Monday, 9 March 2009

Cotton and Guns

My first day back in Manchester, after a blissful long weekend in Londontown, was aptly despondent. Dragging my carcass to my nine o' clock lecture did, however, provide some light relief in the shape of a kagool-clad Maori warrior hailing a Stagecoach bus to the Southern Cemetary. Naturally.

Although the lecture was thought-provoking, discussing issues of gender and the Oedipal dream in Frankenstein, I had no choice but to return to bed immediately afterwards - not rousing until four.
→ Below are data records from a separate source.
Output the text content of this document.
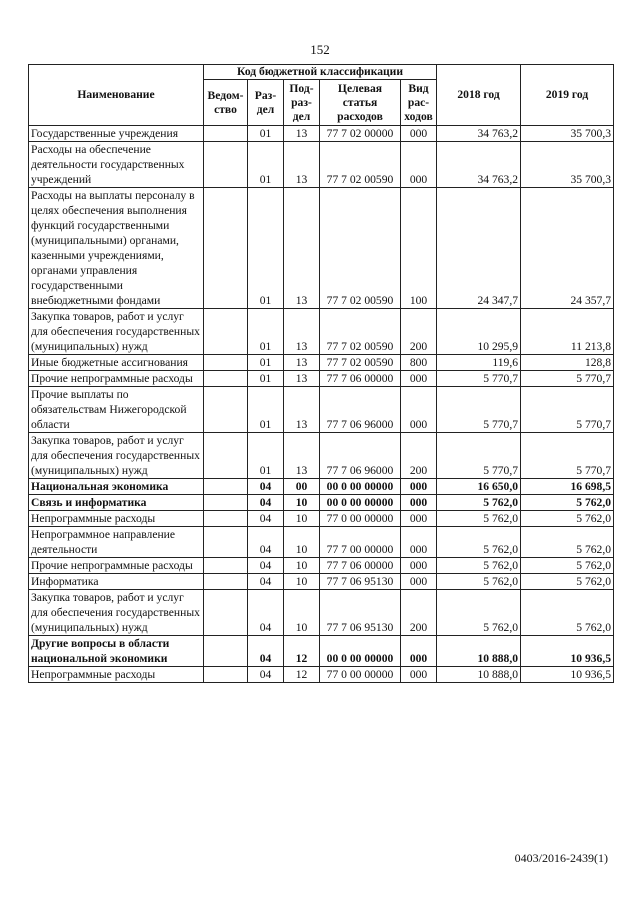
152
Наименование	Код бюджетной классификации					2018 год	2019 год
	Ведом-ство	Раз-дел	Под-раз-дел	Целевая статья расходов	Вид рас-ходов		
Государственные учреждения		01	13	77 7 02 00000	000	34 763,2	35 700,3
Расходы на обеспечение деятельности государственных учреждений		01	13	77 7 02 00590	000	34 763,2	35 700,3
Расходы на выплаты персоналу в целях обеспечения выполнения функций государственными (муниципальными) органами, казенными учреждениями, органами управления государственными внебюджетными фондами		01	13	77 7 02 00590	100	24 347,7	24 357,7
Закупка товаров, работ и услуг для обеспечения государственных (муниципальных) нужд		01	13	77 7 02 00590	200	10 295,9	11 213,8
Иные бюджетные ассигнования		01	13	77 7 02 00590	800	119,6	128,8
Прочие непрограммные расходы		01	13	77 7 06 00000	000	5 770,7	5 770,7
Прочие выплаты по обязательствам Нижегородской области		01	13	77 7 06 96000	000	5 770,7	5 770,7
Закупка товаров, работ и услуг для обеспечения государственных (муниципальных) нужд		01	13	77 7 06 96000	200	5 770,7	5 770,7
Национальная экономика		04	00	00 0 00 00000	000	16 650,0	16 698,5
Связь и информатика		04	10	00 0 00 00000	000	5 762,0	5 762,0
Непрограммные расходы		04	10	77 0 00 00000	000	5 762,0	5 762,0
Непрограммное направление деятельности		04	10	77 7 00 00000	000	5 762,0	5 762,0
Прочие непрограммные расходы		04	10	77 7 06 00000	000	5 762,0	5 762,0
Информатика		04	10	77 7 06 95130	000	5 762,0	5 762,0
Закупка товаров, работ и услуг для обеспечения государственных (муниципальных) нужд		04	10	77 7 06 95130	200	5 762,0	5 762,0
Другие вопросы в области национальной экономики		04	12	00 0 00 00000	000	10 888,0	10 936,5
Непрограммные расходы		04	12	77 0 00 00000	000	10 888,0	10 936,5
0403/2016-2439(1)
My slumber was plagued by unexplained dark noises ('whales dying'- Tony Lee) and hideous dreams until I awoke facing the realities of starvation; encountering nausea, disorientation, paranoia and probably a degree of hysteria in discovering that the fridge had been PURGED of all my persishables and my cheese had been left on a side to rot. (My last ingestion being a cheese and pickle sandwich at approximately 7.30pm the evening before.) Naturally, I recoiled into my memories of the weekend to escape the grim realities of school, petri dish-like growths in EVERY item of crockery, a rancid kitchen, a rancid bedroom, perpetually blocked toilets and the impossible task of writing two thousand words on how you turn a cow into a Bible...

I had such a wonderful weekend. Thursday night was spent exploring the majestic catacombs of London Bridge tube station which, with the acquisition of some rather tragic performance art, some rather more promising 'vis com' installations, an adorable installation of a chintzy, lamp-lit lounge and a ska band, becomes hot alternative club night SHUNT. A couple of months ago I would have been determined to condemn the entire concept as a 'circus' but with the right company, and an open mind, I was finally able to shed my contemporary art-phobic paranoia and simply enjoy the whole experience. The venue actually slightly reminded me of the Ming Tombs, although the scattering of tea-lights in beer glasses lent it a completely different ambience. Friday was spent sleeping and drinking perfect coffees topped with squirty cream, occasionally punctuated with episodes of Alan Partridge. Saturday consisted of a trip to Covent Garden to find Jian Wei some replacement footwear and to see me in raptures in the Cath Kidston store. A surprise discovery was MUJI, a Japanese minimalist store stocked with affordably addictive stationery and homewear. Jian Wei bought me a chunky perspex holepunch which I can safely say is the most stylish object on my desk. I've subsequently been madly holepunching everything in sight, ever since. MUJI was followed by a Chai Tea Latte and a peruse around the Seven Dials followed by the 243 bus home. (Not the number one.)

The worried face that accompanied us, throughout our panicked rush to catch the National Express back to Manchester, concealed my hopeful desire of missing the coach so that I could stay for a little bit longer.

I wish I was still in London. I wish I was always in London really.